If all three AWS layers check out, the block is on the box itself. ufw, firewalld, or a hand-rolled iptables OUTPUT chain can drop egress just as effectively as a security group, and AWS gives you no visibility into it. This bites hardest on golden AMIs and hardened CIS images where outbound filtering ships enabled by default. Note that neither Amazon Linux 2023 nor AL2 installs firewalld by default — AL2023 uses an nftables backend — so the iptables/nft dump below is your reliable ground truth.

# ufw (Ubuntu/Debian)
sudo ufw status verbose

# firewalld (RHEL / CentOS Stream / Fedora family, when installed)
sudo firewall-cmd --list-all

# ground truth, regardless of front-end. on modern distros iptables is the
# nft compatibility shim, so also dump native nftables rules directly:
sudo iptables -S
sudo nft list ruleset
# look for a default DROP/REJECT policy on the OUTPUT chain, or an
# explicit rule that drops your destination port

The four-layer checklist (and the SMTP wrinkle)

• Probe first: nc -zv -w 5 host port (or the /dev/tcp test). Hang/timeout = network block; refused = service problem, stop here.
• Layer 1 — Security Group egress: stateful, so only the outbound rule matters.
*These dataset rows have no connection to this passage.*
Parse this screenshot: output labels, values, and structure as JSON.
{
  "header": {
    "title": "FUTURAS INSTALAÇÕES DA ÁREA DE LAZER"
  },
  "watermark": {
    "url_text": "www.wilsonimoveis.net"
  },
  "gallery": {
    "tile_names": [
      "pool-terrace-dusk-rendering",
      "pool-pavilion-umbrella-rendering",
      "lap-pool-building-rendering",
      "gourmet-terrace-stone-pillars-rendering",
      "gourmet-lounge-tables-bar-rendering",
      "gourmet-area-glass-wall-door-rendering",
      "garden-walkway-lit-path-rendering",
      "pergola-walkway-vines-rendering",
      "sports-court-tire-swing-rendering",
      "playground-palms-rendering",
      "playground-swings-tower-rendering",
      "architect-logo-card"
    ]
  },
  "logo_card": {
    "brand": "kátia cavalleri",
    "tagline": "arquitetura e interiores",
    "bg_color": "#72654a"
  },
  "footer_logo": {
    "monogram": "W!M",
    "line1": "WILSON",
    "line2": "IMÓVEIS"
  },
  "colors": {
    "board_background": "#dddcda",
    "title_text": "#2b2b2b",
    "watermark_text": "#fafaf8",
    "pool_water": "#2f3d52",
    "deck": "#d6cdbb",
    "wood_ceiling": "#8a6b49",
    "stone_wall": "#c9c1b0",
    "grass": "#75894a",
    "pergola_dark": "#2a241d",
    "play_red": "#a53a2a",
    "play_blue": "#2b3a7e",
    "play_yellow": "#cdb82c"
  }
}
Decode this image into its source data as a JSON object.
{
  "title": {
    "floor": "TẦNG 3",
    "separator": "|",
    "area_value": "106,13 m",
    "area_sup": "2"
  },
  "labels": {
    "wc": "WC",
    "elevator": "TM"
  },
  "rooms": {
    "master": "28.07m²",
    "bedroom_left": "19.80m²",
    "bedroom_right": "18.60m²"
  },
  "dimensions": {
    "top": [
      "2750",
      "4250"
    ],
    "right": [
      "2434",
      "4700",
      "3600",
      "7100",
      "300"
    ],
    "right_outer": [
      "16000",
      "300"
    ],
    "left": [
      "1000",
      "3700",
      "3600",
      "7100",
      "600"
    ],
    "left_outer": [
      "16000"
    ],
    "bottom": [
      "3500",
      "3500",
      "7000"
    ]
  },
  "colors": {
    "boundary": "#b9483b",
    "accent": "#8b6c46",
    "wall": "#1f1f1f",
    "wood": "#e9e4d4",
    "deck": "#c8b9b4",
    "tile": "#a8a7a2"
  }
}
Confirm a rule covers your destination port.
• Layer 2 — Network ACLs: stateless. Allow outbound AND inbound for ephemeral return ports 1024-65535. This is the classic silent dropper.
• Layer 3 — Route table: public subnet needs 0.0.0.0/0 -> igw + a public IP; private subnet needs 0.0.0.0/0 -> nat-xxxx. No NAT, no outbound.
• Layer 4 — Host firewall: sudo iptables -S, sudo nft list ruleset, sudo ufw status. Look for a DROP policy on OUTPUT.
• SMTP wrinkle: AWS throttles outbound port 25 by default on all EC2. Use 587 or 465, or open a support case to lift the restriction.
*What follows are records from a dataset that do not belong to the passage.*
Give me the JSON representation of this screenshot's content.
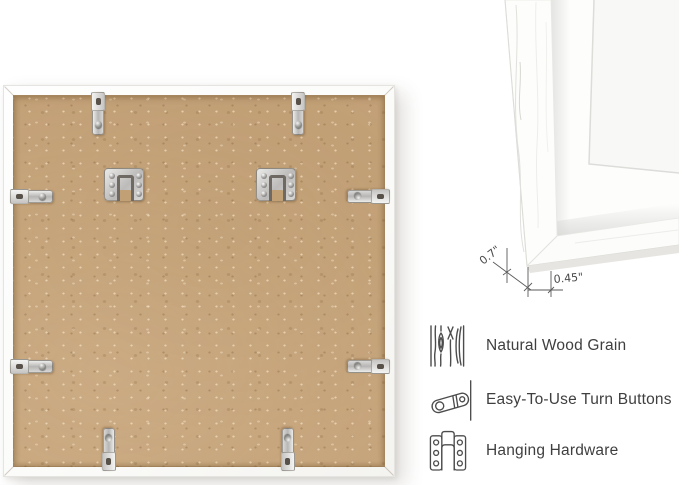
{
  "colors": {
    "background": "#ffffff",
    "backing_board": "#c5a37a",
    "frame_white": "#fcfcfb",
    "metal_hardware": "#c9c9c7",
    "feature_text": "#3f3f3f",
    "dimension_lines": "#5a5a5a"
  },
  "dimension_detail": {
    "depth_label": "0.7\"",
    "face_width_label": "0.45\""
  },
  "features": [
    {
      "icon": "wood-grain-icon",
      "label": "Natural Wood Grain"
    },
    {
      "icon": "turn-button-icon",
      "label": "Easy-To-Use Turn Buttons"
    },
    {
      "icon": "hanging-hardware-icon",
      "label": "Hanging Hardware"
    }
  ]
}
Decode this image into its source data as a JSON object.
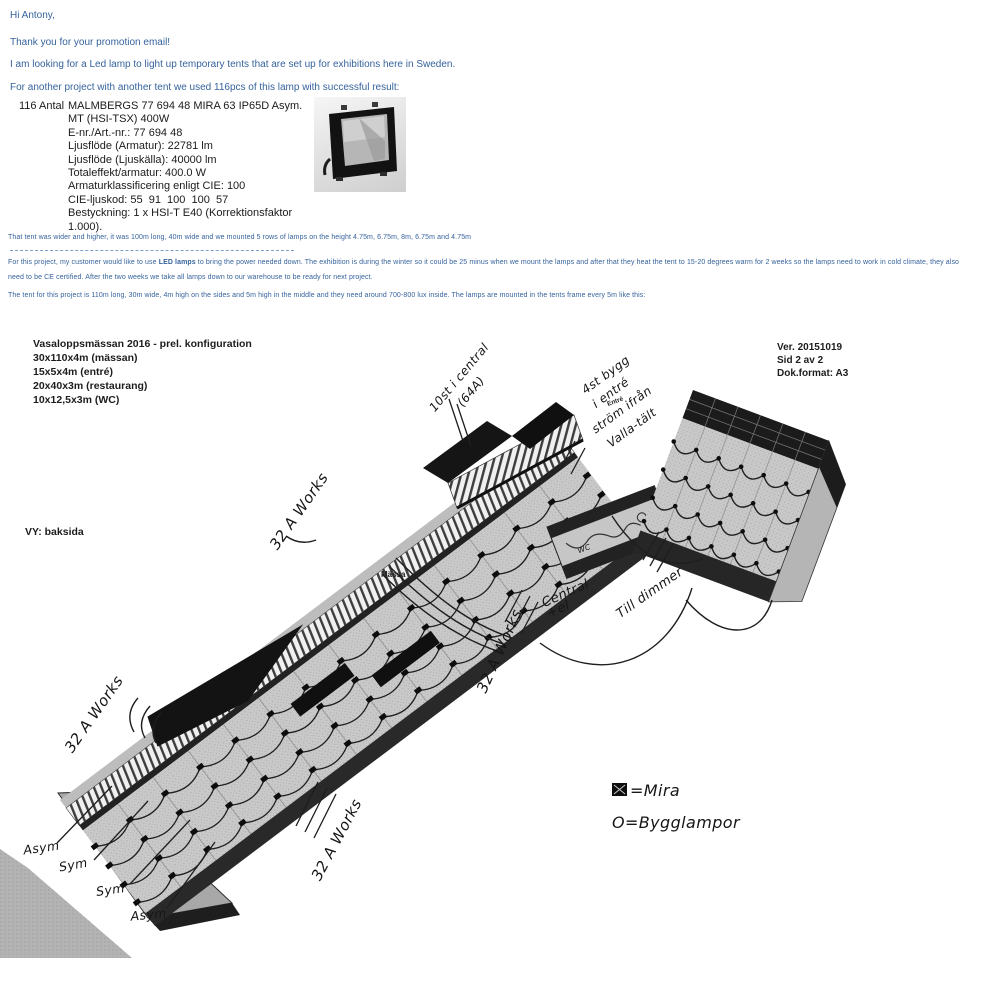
{
  "email": {
    "greeting": "Hi Antony,",
    "thanks": "Thank you for your promotion email!",
    "intro": "I am looking for a Led lamp to light up temporary tents that are set up for exhibitions here in Sweden.",
    "previous": "For another project with another tent we used 116pcs of this lamp with successful result:",
    "spec": {
      "qty": "116 Antal",
      "lines": [
        "MALMBERGS 77 694 48 MIRA 63 IP65D Asym.",
        "MT (HSI-TSX) 400W",
        "E-nr./Art.-nr.: 77 694 48",
        "Ljusflöde (Armatur): 22781 lm",
        "Ljusflöde (Ljuskälla): 40000 lm",
        "Totaleffekt/armatur: 400.0 W",
        "Armaturklassificering enligt CIE: 100",
        "CIE-ljuskod: 55  91  100  100  57",
        "Bestyckning: 1 x HSI-T E40 (Korrektionsfaktor",
        "1.000)."
      ]
    },
    "tent1": "That tent was wider and higher, it was 100m long, 40m wide and we mounted 5 rows of lamps on the height 4.75m, 6.75m, 8m, 6.75m and 4.75m",
    "project": {
      "before": "For this project, my customer would like to use ",
      "bold": "LED lamps",
      "after": " to bring the power needed down. The exhibition is during the winter so it could be 25 minus when we mount the lamps and after that they heat the tent to 15-20 degrees warm for 2 weeks so the lamps need to work in cold climate, they also",
      "line2": "need to be CE certified. After the two weeks we take all lamps down to our warehouse to be ready for next project."
    },
    "tent2": "The tent for this project is 110m long, 30m wide, 4m high on the sides and 5m high in the middle and they need around 700-800 lux inside. The lamps are mounted in the tents frame every 5m like this:"
  },
  "diagram": {
    "title": "Vasaloppsmässan 2016  - prel. konfiguration",
    "config": [
      "30x110x4m (mässan)",
      "15x5x4m (entré)",
      "20x40x3m (restaurang)",
      "10x12,5x3m (WC)"
    ],
    "version": "Ver. 20151019",
    "page": "Sid 2 av 2",
    "format": "Dok.format: A3",
    "view": "VY: baksida",
    "massa": "Mässa",
    "entre": "Entré",
    "annotations": {
      "central1": "10st i central",
      "central2": "(64A)",
      "bygg1": "4st bygg",
      "bygg2": "i entré",
      "bygg3": "ström ifrån",
      "bygg4": "Valla-tält",
      "works": "32 A Works",
      "el1": "Central",
      "el2": "+el",
      "dimmer": "Till dimmer",
      "wc": "WC",
      "asym": "Asym",
      "sym": "Sym"
    },
    "legend": {
      "mira": "=Mira",
      "bygglampor": "O=Bygglampor"
    }
  },
  "colors": {
    "link_blue": "#36639c",
    "tent_grey": "#c9c9c9",
    "ink": "#161616"
  }
}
That port 25 throttle is worth calling out because it produces the exact hang-and-timeout signature with every other layer wide open. EC2 silently rate-limits outbound 25 to fight spam, so a mail server trying to talk SMTP directly will appear blocked no matter how many egress rules you add. The right move is to send over the submission ports 587 or 465 to a relay. If you are running transactional mail, the cleaner fix is to hand it off to a managed sender entirely — I walk through the setup and the reputation side of it in my email deliverability guide for developers, since blocked SMTP egress is one of the most common reasons people think their mail provider is broken when it is really the network.
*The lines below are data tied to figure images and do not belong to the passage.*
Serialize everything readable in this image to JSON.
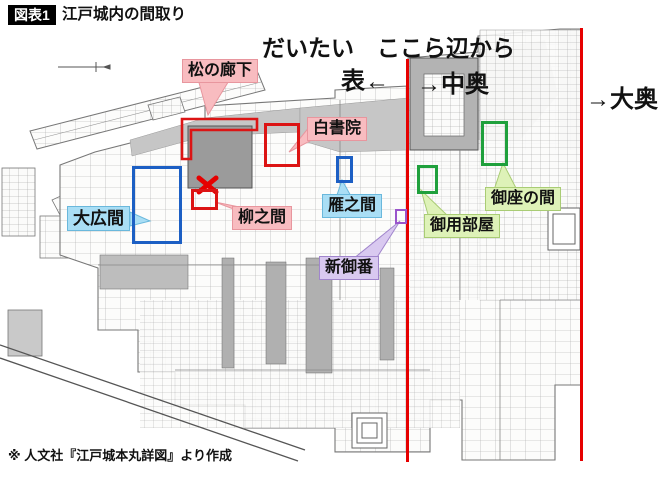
{
  "header": {
    "badge": "図表1",
    "title": "江戸城内の間取り"
  },
  "annotations": {
    "approx_note": "だいたい　ここら辺から",
    "omote": "表←",
    "naka_oku": "→中奥",
    "o_oku": "→大奥"
  },
  "rooms": [
    {
      "name": "matsu-no-roka",
      "label": "松の廊下",
      "label_bg": "#f8bcc0",
      "outline": "#dc1414",
      "outline_shape": "L-corridor"
    },
    {
      "name": "shiro-shoin",
      "label": "白書院",
      "label_bg": "#f8bcc0",
      "outline": "#dc1414",
      "outline_shape": "rect"
    },
    {
      "name": "ohiroma",
      "label": "大広間",
      "label_bg": "#a9def5",
      "outline": "#1c5fc4",
      "outline_shape": "rect"
    },
    {
      "name": "yanagi-no-ma",
      "label": "柳之間",
      "label_bg": "#f8bcc0",
      "outline": "#dc1414",
      "outline_shape": "rect"
    },
    {
      "name": "gan-no-ma",
      "label": "雁之間",
      "label_bg": "#a9def5",
      "outline": "#1c5fc4",
      "outline_shape": "rect"
    },
    {
      "name": "shin-goban",
      "label": "新御番",
      "label_bg": "#d9c9f0",
      "outline": "#9a55cc",
      "outline_shape": "rect"
    },
    {
      "name": "goyo-beya",
      "label": "御用部屋",
      "label_bg": "#def2b8",
      "outline": "#1fa03c",
      "outline_shape": "rect"
    },
    {
      "name": "goza-no-ma",
      "label": "御座の間",
      "label_bg": "#def2b8",
      "outline": "#1fa03c",
      "outline_shape": "rect"
    }
  ],
  "markers": {
    "x_mark_color": "#e60000",
    "divider_line_color": "#e60000",
    "divider_line_count": 2
  },
  "attribution": "※ 人文社『江戸城本丸詳図』より作成"
}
On EC2, a hang is a routing or firewall story; a refusal is a service story. Read the failure mode first and you have already eliminated half the suspects.Md Raihan Hasan

The path out of an EC2 instance is four independent gates — stateful SG, stateless NACL, route table, host firewall — and once you treat it that way the timeouts stop being a guessing game. Reproduce the symptom with a five-second TCP probe, then walk the gates in order with the describe commands above. In my experience it is usually a NACL missing the ephemeral return range or a private subnet with no NAT gateway, and you will have it pinned in a few minutes instead of restarting services and blaming the remote API.